The Craft & Folk Art Museum presents Little Dreams in Glass and Metal: Enameling in America, 1920 to the Present, the first nationally traveling exhibition of enamel arts in more than 50 years. Enameling – the art of fusing glass to metal through a high temperature firing process – is an under-documented art form rich in history, technique, and visual opulence. The exhibition explores the history of enameling in this country over the past 100 years through objects ranging from cloisonné jewelry to large abstract wall panels. Little Dreams in Glass and Metal will be on view from January 24 – May 8, 2016 and has been organized by the Los Angeles-based Enamel Arts Foundation.

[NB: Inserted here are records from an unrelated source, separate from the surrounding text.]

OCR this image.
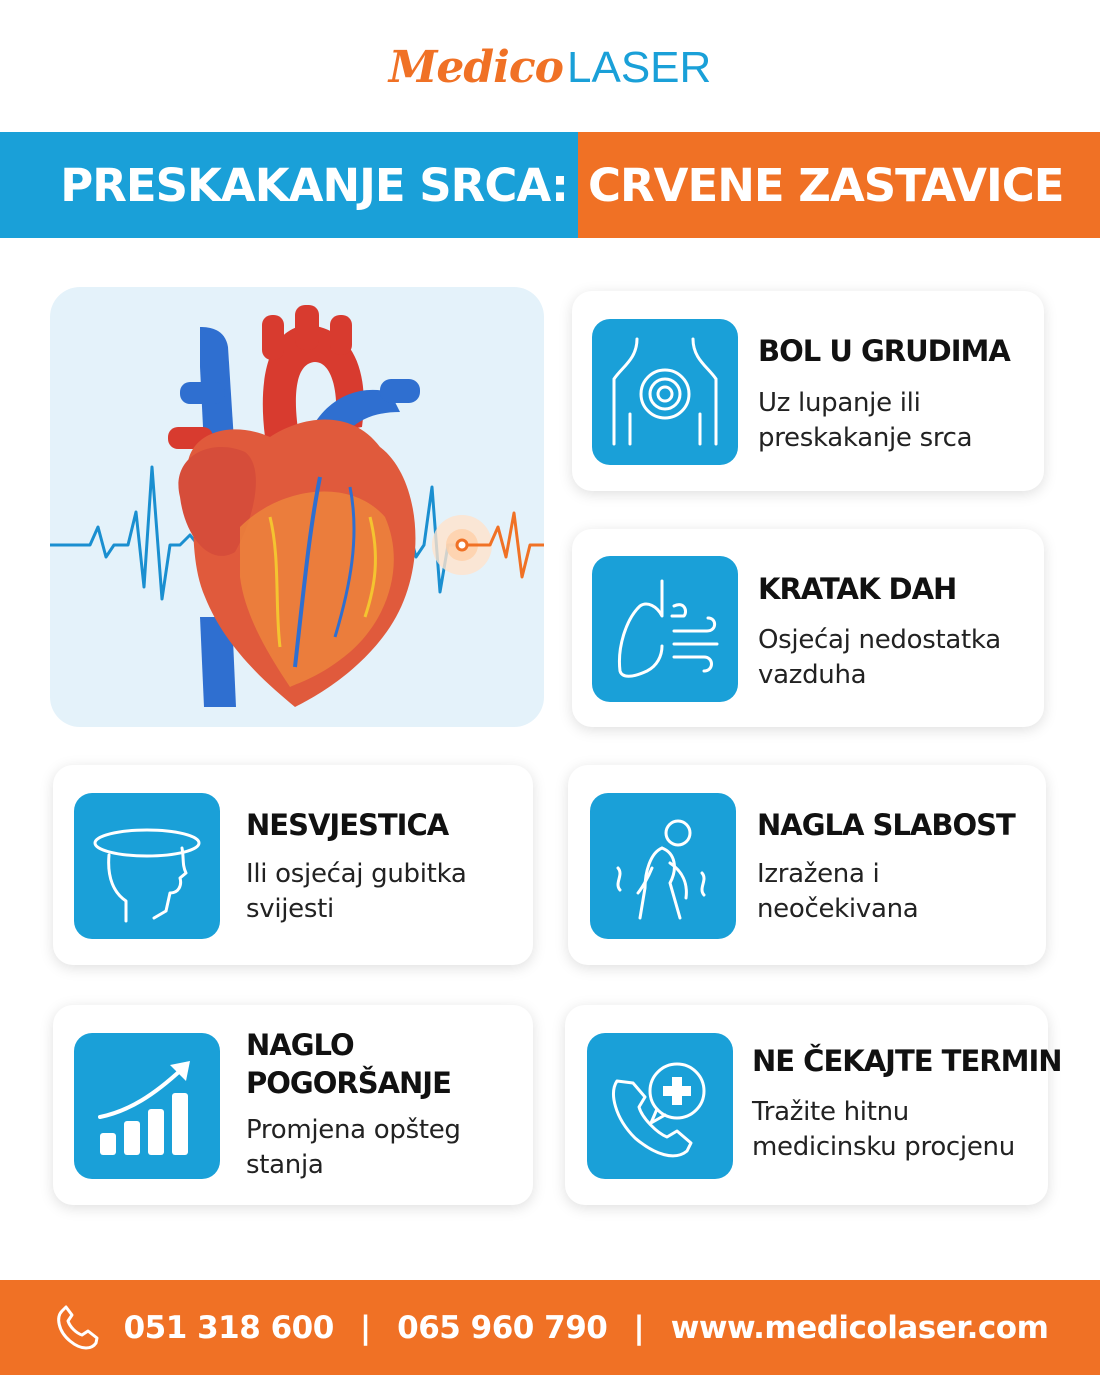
MedicoLASER
PRESKAKANJE SRCA: CRVENE ZASTAVICE
BOL U GRUDIMA
Uz lupanje ili
preskakanje srca
KRATAK DAH
Osjećaj nedostatka
vazduha
NESVJESTICA
Ili osjećaj gubitka
svijesti
NAGLA SLABOST
Izražena i
neočekivana
NAGLO
POGORŠANJE
Promjena opšteg
stanja
NE ČEKAJTE TERMIN
Tražite hitnu
medicinsku procjenu
051 318 600 | 065 960 790 | www.medicolaser.com
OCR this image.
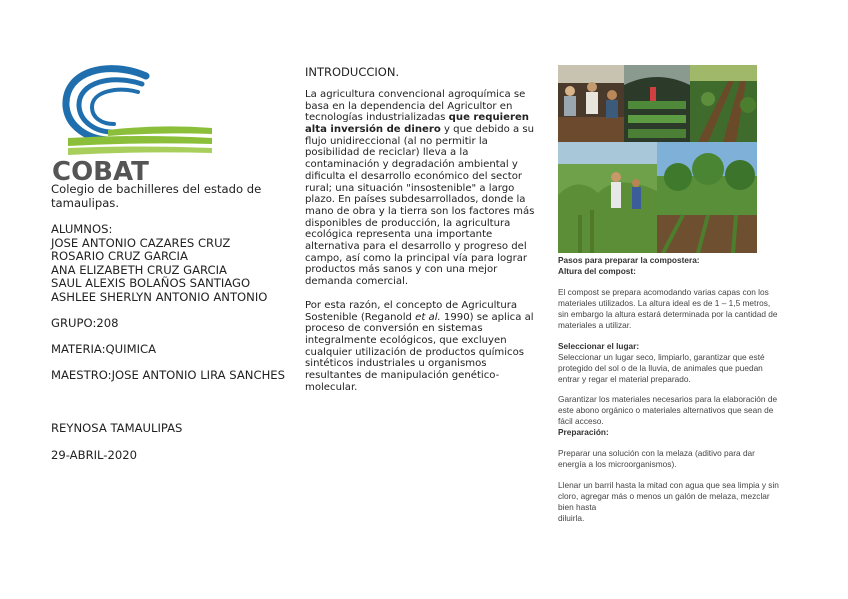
COBAT
Colegio de bachilleres del estado de tamaulipas.
ALUMNOS:
JOSE ANTONIO CAZARES CRUZ
ROSARIO CRUZ GARCIA
ANA ELIZABETH CRUZ GARCIA
SAUL ALEXIS BOLAÑOS SANTIAGO
ASHLEE SHERLYN ANTONIO ANTONIO
GRUPO:208
MATERIA:QUIMICA
MAESTRO:JOSE ANTONIO LIRA SANCHES
REYNOSA TAMAULIPAS
29-ABRIL-2020
INTRODUCCION.
La agricultura convencional agroquímica se
basa en la dependencia del Agricultor en
tecnologías industrializadas que requieren
alta inversión de dinero y que debido a su
flujo unidireccional (al no permitir la
posibilidad de reciclar) lleva a la
contaminación y degradación ambiental y
dificulta el desarrollo económico del sector
rural; una situación "insostenible" a largo
plazo. En países subdesarrollados, donde la
mano de obra y la tierra son los factores más
disponibles de producción, la agricultura
ecológica representa una importante
alternativa para el desarrollo y progreso del
campo, así como la principal vía para lograr
productos más sanos y con una mejor
demanda comercial.
Por esta razón, el concepto de Agricultura
Sostenible (Reganold et al. 1990) se aplica al
proceso de conversión en sistemas
integralmente ecológicos, que excluyen
cualquier utilización de productos químicos
sintéticos industriales u organismos
resultantes de manipulación genético-
molecular.
Pasos para preparar la compostera:
Altura del compost:
El compost se prepara acomodando varias capas con los
materiales utilizados. La altura ideal es de 1 – 1,5 metros,
sin embargo la altura estará determinada por la cantidad de
materiales a utilizar.
Seleccionar el lugar:
Seleccionar un lugar seco, limpiarlo, garantizar que esté
protegido del sol o de la lluvia, de animales que puedan
entrar y regar el material preparado.
Garantizar los materiales necesarios para la elaboración de
este abono orgánico o materiales alternativos que sean de
fácil acceso.
Preparación:
Preparar una solución con la melaza (aditivo para dar
energía a los microorganismos).
Llenar un barril hasta la mitad con agua que sea limpia y sin
cloro, agregar más o menos un galón de melaza, mezclar
bien hasta
diluirla.
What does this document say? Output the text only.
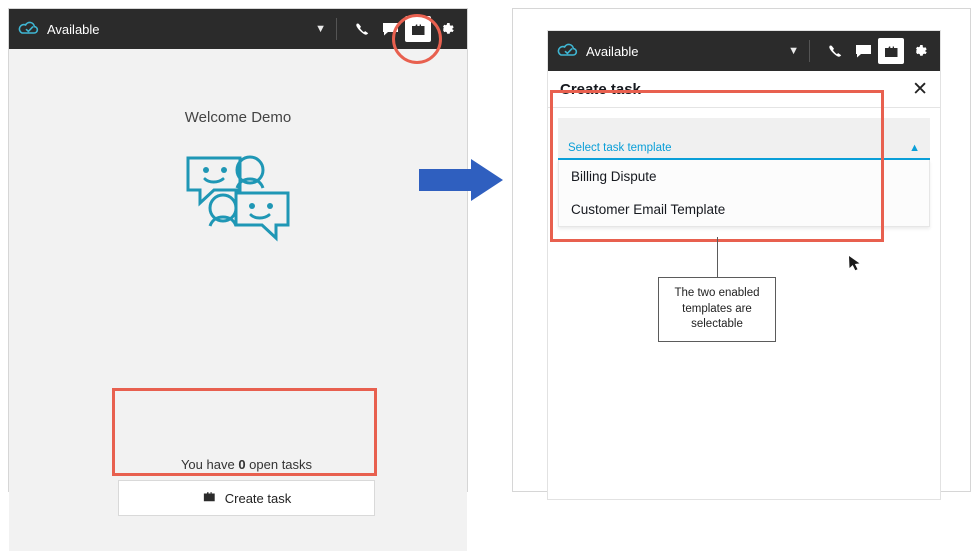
Available	▼
Welcome Demo
You have 0 open tasks
Create task
Available	▼
Create task	✕
Select task template	▲
Billing Dispute
Customer Email Template
The two enabled templates are selectable
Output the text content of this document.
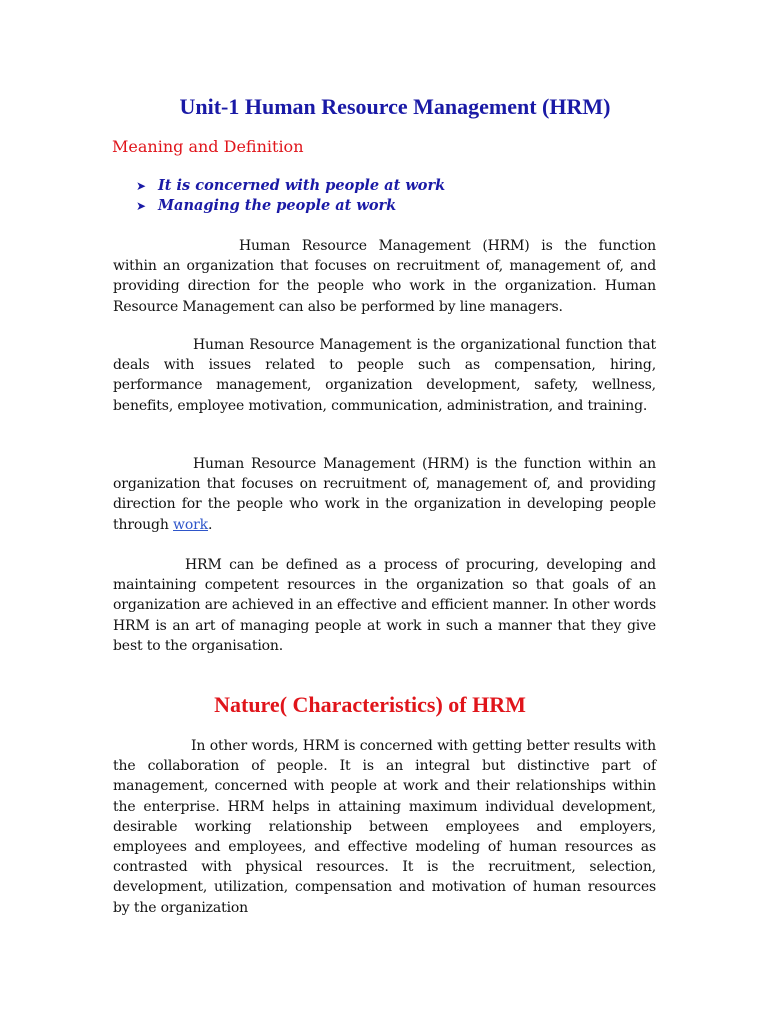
Unit-1 Human Resource Management (HRM)
Meaning and Definition
➤ It is concerned with people at work
➤ Managing the people at work

Human Resource Management (HRM) is the function within an organization that focuses on recruitment of, management of, and providing direction for the people who work in the organization. Human Resource Management can also be performed by line managers.

Human Resource Management is the organizational function that deals with issues related to people such as compensation, hiring, performance management, organization development, safety, wellness, benefits, employee motivation, communication, administration, and training.

Human Resource Management (HRM) is the function within an organization that focuses on recruitment of, management of, and providing direction for the people who work in the organization in developing people through work.

HRM can be defined as a process of procuring, developing and maintaining competent resources in the organization so that goals of an organization are achieved in an effective and efficient manner. In other words HRM is an art of managing people at work in such a manner that they give best to the organisation.

Nature( Characteristics) of HRM

In other words, HRM is concerned with getting better results with the collaboration of people. It is an integral but distinctive part of management, concerned with people at work and their relationships within the enterprise. HRM helps in attaining maximum individual development, desirable working relationship between employees and employers, employees and employees, and effective modeling of human resources as contrasted with physical resources. It is the recruitment, selection, development, utilization, compensation and motivation of human resources by the organization
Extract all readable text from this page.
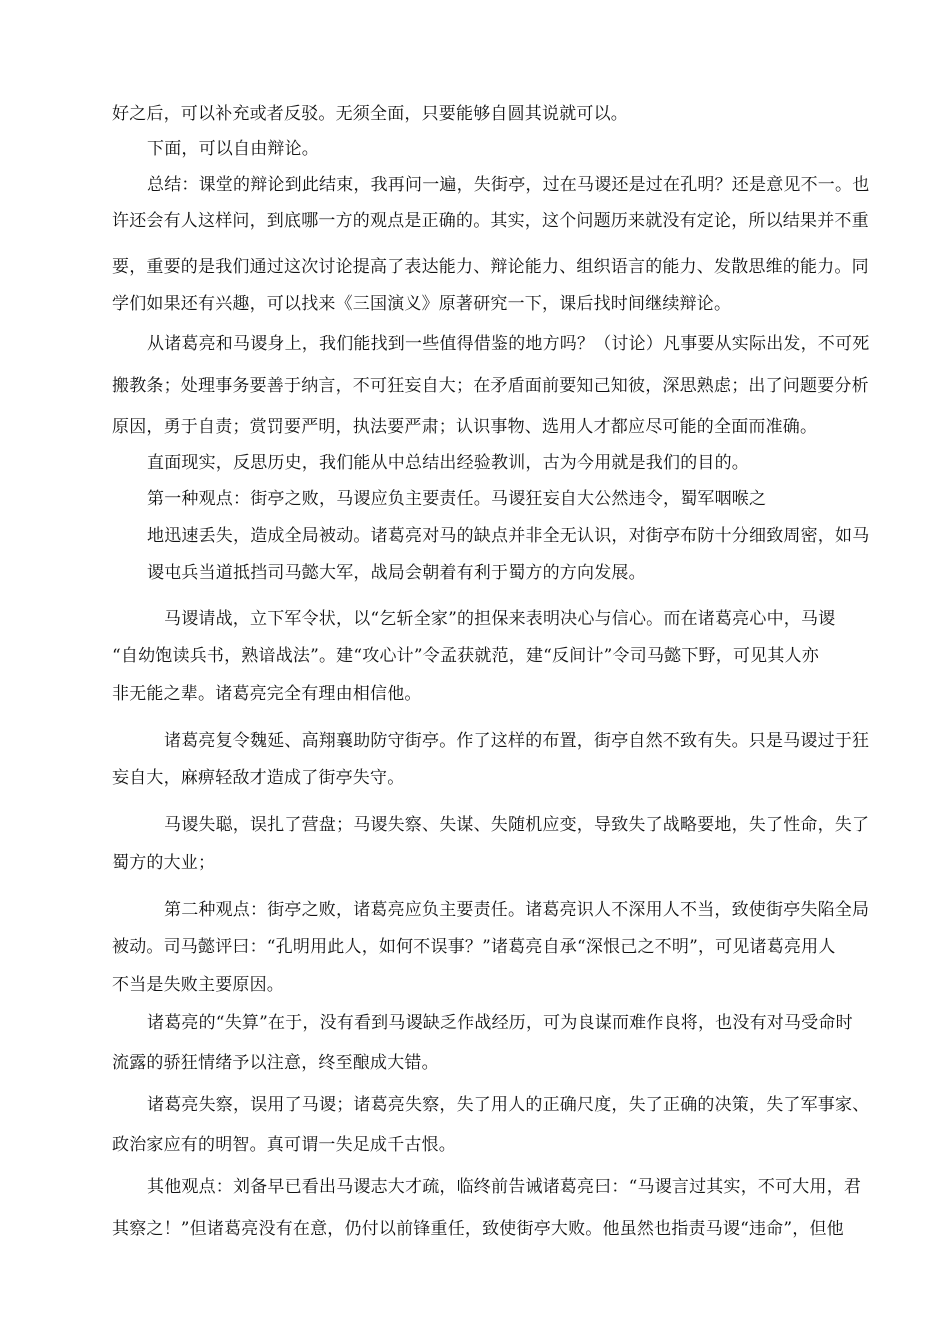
好之后，可以补充或者反驳。无须全面，只要能够自圆其说就可以。
下面，可以自由辩论。
总结：课堂的辩论到此结束，我再问一遍，失街亭，过在马谡还是过在孔明？还是意见不一。也
许还会有人这样问，到底哪一方的观点是正确的。其实，这个问题历来就没有定论，所以结果并不重
要，重要的是我们通过这次讨论提高了表达能力、辩论能力、组织语言的能力、发散思维的能力。同
学们如果还有兴趣，可以找来《三国演义》原著研究一下，课后找时间继续辩论。
从诸葛亮和马谡身上，我们能找到一些值得借鉴的地方吗？（讨论）凡事要从实际出发，不可死
搬教条；处理事务要善于纳言，不可狂妄自大；在矛盾面前要知己知彼，深思熟虑；出了问题要分析
原因，勇于自责；赏罚要严明，执法要严肃；认识事物、选用人才都应尽可能的全面而准确。
直面现实，反思历史，我们能从中总结出经验教训，古为今用就是我们的目的。
第一种观点：街亭之败，马谡应负主要责任。马谡狂妄自大公然违令，蜀军咽喉之
地迅速丢失，造成全局被动。诸葛亮对马的缺点并非全无认识，对街亭布防十分细致周密，如马
谡屯兵当道抵挡司马懿大军，战局会朝着有利于蜀方的方向发展。
马谡请战，立下军令状，以“乞斩全家”的担保来表明决心与信心。而在诸葛亮心中，马谡
“自幼饱读兵书，熟谙战法”。建“攻心计”令孟获就范，建“反间计”令司马懿下野，可见其人亦
非无能之辈。诸葛亮完全有理由相信他。
诸葛亮复令魏延、高翔襄助防守街亭。作了这样的布置，街亭自然不致有失。只是马谡过于狂
妄自大，麻痹轻敌才造成了街亭失守。
马谡失聪，误扎了营盘；马谡失察、失谋、失随机应变，导致失了战略要地，失了性命，失了
蜀方的大业；
第二种观点：街亭之败，诸葛亮应负主要责任。诸葛亮识人不深用人不当，致使街亭失陷全局
被动。司马懿评曰：“孔明用此人，如何不误事？”诸葛亮自承“深恨己之不明”，可见诸葛亮用人
不当是失败主要原因。
诸葛亮的“失算”在于，没有看到马谡缺乏作战经历，可为良谋而难作良将，也没有对马受命时
流露的骄狂情绪予以注意，终至酿成大错。
诸葛亮失察，误用了马谡；诸葛亮失察，失了用人的正确尺度，失了正确的决策，失了军事家、
政治家应有的明智。真可谓一失足成千古恨。
其他观点：刘备早已看出马谡志大才疏，临终前告诫诸葛亮曰：“马谡言过其实，不可大用，君
其察之！”但诸葛亮没有在意，仍付以前锋重任，致使街亭大败。他虽然也指责马谡“违命”，但他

Taking its title from a phrase the artist Karl Drerup used to describe the extraordinary properties of enameling – “I appreciate knowing when someone derives joy from the long hours I spend in making these little dreams out of glass and metal” – the exhibition includes 121 works from the Enamel Arts Foundation’s collection of modern and contemporary enamels. A versatile medium that artists have explored in a wide variety of formats, enameling is adaptable to small, intimate forms such as jewelry and decorative objects, or to large-scale architectural murals and wall-mounted panels.
Up to the 1960s, enamels were collected and exhibited by major museums including the Metropolitan Museum of Art in New York, the Museum of Fine Arts, Boston, and the Cleveland Museum of Art. However, with the introduction of table-top kilns and popular instructional manuals, the widespread accessibility of the medium relegated it to the level of a hobbyist’s craft. Also, as the formal simplicity of Minimalism and Conceptualism came to dominate the art world, the perceived preciousness and ornamental aesthetic of enamels lost institutional and educational support. Despite these shifts, enameling has continued to attract a small but devoted base of artists.
According to the exhibition’s co-curators Bernard N. Jazzar and Harold B. “Hal” Nelson, “The enamels field has been overlooked for far too long. Our goal as curators and as co-founders of the Enamel Arts Foundation is to shed further light on this remarkable field and to present a fuller picture of art-making practices in their richly diverse complexity from the mid 20th century to the present.”
Though enameling is considered a traditional, time-honored medium, most of the 90 enamel artists exhibited in Little Dreams produced experimental work that was in conversation with the contemporary art movements of their time. The shapes and colors in the wall panels of Southern California artist Arthur Ames (1906-1975) reveal his affinity for formal abstraction; Harold Balazs (b. 1928) incorporated the spare geometries of Bauhaus design into his enameled objects; and husband-and-wife artists Ellamarie (1913-1976) and Jackson Woolley (1910-1992) were influenced greatly by Cubism and by Pop Art and Op Art of the 1960s.